Very good and very true. I didn't know about the Amer.presidents comparing us ti Israel in our fight for freedom. Very interestint!

Rachel
Rachel
1 year ago

I think the worst appropriation of another culture in world history was the Christian inclusion of Hebrew scripture in their Bible. Without our commentaries, and with the discarding of Jewish ritual, other cultures have used our Scriptures to justify all sorts of horrors, including the murder of “witches”, childbeating, conquering other peoples and taking their lives and land, etc. G-d gave us Eretz Yisrael. Western countries have claimed that He was really talking about the Americas and Africa, with indigenous peoples cast as Canaanites.
Furthermore, the big narrative parts of our Scriptures have been familiar to most people in the West for centuries. That’s why they are invoked, to extend the cultural narrative.

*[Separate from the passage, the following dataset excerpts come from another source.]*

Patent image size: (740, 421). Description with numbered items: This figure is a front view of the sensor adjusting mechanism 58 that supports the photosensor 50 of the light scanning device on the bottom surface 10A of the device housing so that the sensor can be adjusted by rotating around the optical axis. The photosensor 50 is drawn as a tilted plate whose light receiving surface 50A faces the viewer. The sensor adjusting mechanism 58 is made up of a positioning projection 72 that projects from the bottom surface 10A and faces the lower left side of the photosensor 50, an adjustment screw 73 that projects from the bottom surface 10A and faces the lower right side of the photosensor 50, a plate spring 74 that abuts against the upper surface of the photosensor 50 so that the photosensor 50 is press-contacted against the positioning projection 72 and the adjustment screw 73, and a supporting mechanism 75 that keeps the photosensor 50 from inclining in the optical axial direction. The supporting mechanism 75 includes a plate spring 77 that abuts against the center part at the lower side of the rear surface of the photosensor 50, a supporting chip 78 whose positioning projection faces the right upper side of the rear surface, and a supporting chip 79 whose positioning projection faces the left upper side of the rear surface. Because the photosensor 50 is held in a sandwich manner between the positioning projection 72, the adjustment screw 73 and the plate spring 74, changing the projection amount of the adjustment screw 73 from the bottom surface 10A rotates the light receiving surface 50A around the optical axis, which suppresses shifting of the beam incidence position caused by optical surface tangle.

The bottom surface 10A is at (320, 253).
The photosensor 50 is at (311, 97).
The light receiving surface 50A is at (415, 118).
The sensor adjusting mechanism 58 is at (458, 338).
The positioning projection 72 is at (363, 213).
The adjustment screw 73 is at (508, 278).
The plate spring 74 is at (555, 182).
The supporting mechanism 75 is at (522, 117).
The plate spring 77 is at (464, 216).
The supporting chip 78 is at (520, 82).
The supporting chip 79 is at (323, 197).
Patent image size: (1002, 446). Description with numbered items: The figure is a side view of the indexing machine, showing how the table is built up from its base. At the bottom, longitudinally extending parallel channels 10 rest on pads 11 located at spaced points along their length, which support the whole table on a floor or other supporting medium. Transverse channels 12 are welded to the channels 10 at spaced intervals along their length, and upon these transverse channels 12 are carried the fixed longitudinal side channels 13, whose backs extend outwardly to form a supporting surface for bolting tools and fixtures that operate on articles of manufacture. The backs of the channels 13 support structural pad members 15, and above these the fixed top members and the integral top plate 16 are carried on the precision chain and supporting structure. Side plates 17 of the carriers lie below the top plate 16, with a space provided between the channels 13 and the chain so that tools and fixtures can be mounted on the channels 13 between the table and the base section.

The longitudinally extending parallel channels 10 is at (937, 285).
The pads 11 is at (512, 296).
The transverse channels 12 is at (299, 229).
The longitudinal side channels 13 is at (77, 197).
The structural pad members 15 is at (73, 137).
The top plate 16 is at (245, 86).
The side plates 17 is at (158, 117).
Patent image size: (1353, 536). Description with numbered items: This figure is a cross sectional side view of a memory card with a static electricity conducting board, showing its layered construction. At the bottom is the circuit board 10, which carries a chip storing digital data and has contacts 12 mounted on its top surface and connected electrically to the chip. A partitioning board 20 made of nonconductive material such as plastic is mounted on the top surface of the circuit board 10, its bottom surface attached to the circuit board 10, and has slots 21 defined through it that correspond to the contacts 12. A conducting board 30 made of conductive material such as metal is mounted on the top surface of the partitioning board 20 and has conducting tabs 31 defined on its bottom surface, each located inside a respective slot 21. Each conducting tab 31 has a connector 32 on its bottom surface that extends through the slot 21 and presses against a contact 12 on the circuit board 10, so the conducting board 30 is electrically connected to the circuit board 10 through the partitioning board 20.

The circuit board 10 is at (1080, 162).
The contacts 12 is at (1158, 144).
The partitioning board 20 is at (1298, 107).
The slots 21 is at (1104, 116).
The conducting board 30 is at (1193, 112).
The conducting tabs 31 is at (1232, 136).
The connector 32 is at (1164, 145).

The vast majority of non-Jews know virtually nothing about Pesach.

Steve Princemetal
Steve Princemetal
1 year ago

Please dont bring any quotes from the aniti Israel , anti semite anti American Barak Obama to verify the USAs parralel to the Jewish people and G-Ds relationship to them

Judy
Judy
1 year ago

I agree with you 100% , the worst anti Semitic and anti Israel president there was, even Nixon a anti semite knew Israel was important but not him, also Barak Obama was not even really born in the USA so how did he manage to become president, also because of him we have the Iran problem and the Iranian proxies also 10/ 07/ 23 happened because if him, which all stems from the angry anti Semitic and anti Israel dog,

Rachel
Rachel
1 year ago

Can you please provide citations of actual speeches, legislation, etc that lead you to think Obama is the things you accuse?

Steve Princemetal
Steve Princemetal
1 year ago
Reply to  Rachel

21 years with Reverand Jeremiah Wright is all you need to know maam

Rachel
Rachel
1 year ago

I have belonged to synagogues where I disagree with the rabbi. And Obama was born in HI. I am not going to engage further unless someone provides checkable citations. If you still buy that Obama wasn’t born here, you clearly are not checking reputable sources. The late John McCain acknowledged Obama’s US citizenship.